Datek's explosive growth can be credited to its success in securing a profitable niche in the world of day-traders - investors who trade based on movement in the stock price and other technical factors rather than fundamental factors. "Datek built a fairly robust technical infrastructure to support Small Order Execution System operations," which are favored by day-traders, said Burnham. "They've been able to take that technical infrastructure, along with their reputation, and leverage that to very quickly build an online-trading site. They've really secured a niche with the day-traders."
For its part, Schwab's dominance online may come at the company's own expense. Schwab gets an average $144 per transaction in the offline world; online, the company brings in less than one-fourth that amount. Since many of Schwab's online customers have migrated from the offline world, the company (along with other traditional discount brokerages like Quick & Reilly - in sixth place, with 5 percent of online volume - and Fidelity) faces the tough task of remaining profitable in the online world of lower commissions, lower order flow payments from market makers, and high advertising costs.
Schwab spokesman Tom Taggart said the company does not disclose information about how its various customer channels are faring. "We don't even look at it as how profitable our online customer is," said Taggart. "We look at a customer by their account, not their channel." But, Taggart noted, "Believe me, we don't get into anything that isn't profitable."

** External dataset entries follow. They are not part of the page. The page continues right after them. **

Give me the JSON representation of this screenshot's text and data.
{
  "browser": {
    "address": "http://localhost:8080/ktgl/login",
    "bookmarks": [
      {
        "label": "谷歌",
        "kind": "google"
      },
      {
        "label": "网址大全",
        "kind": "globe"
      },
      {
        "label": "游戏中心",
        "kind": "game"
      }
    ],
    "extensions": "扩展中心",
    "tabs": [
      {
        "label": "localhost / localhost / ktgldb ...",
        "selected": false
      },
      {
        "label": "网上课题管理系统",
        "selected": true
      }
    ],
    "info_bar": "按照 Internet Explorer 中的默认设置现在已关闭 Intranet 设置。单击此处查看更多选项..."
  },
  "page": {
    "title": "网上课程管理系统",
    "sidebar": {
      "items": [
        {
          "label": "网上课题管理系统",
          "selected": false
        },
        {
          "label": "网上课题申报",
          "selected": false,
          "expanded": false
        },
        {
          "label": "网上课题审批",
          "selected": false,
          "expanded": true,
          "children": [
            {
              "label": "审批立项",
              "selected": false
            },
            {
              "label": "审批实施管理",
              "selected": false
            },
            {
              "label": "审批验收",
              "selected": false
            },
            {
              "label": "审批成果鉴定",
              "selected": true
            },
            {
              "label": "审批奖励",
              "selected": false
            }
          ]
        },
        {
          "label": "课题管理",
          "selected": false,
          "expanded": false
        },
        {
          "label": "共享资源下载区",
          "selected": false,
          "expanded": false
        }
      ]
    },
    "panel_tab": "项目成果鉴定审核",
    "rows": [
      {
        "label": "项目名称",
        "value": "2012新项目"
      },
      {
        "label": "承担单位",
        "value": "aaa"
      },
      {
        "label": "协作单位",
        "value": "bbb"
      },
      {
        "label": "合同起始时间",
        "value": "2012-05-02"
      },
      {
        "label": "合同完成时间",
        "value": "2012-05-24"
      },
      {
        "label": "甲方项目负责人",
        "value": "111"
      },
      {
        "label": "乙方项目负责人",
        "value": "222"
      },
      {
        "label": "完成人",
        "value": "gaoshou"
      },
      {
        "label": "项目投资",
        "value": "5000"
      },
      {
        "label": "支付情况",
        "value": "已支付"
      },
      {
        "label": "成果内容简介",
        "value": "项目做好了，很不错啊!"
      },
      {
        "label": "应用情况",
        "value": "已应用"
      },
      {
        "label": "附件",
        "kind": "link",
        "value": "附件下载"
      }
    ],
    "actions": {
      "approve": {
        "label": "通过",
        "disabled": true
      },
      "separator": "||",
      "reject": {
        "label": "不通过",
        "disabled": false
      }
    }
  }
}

Fidelity likewise declined to comment on the relative profitability of its online vs. offline accounts. But the company, which slipped from second to third in the ranks of volume online traders during the past quarter, did admit that many of its customers are simply migrating from the company's offline services. "Forty percent of our customers are trading in some kind of online capacity," said spokesman Andy Trincia. "We expect that to be up to 50 percent by the end of this year."
In the end, traditional brokerages may not have a choice in the matter. "For the existing discount brokerages, one of the reasons they've been so aggressive in this market is because if they didn't, they would lose all their customers," said Burnham. "Now, everybody agrees that it's just a matter of time before this becomes the primary channel for discount brokerages.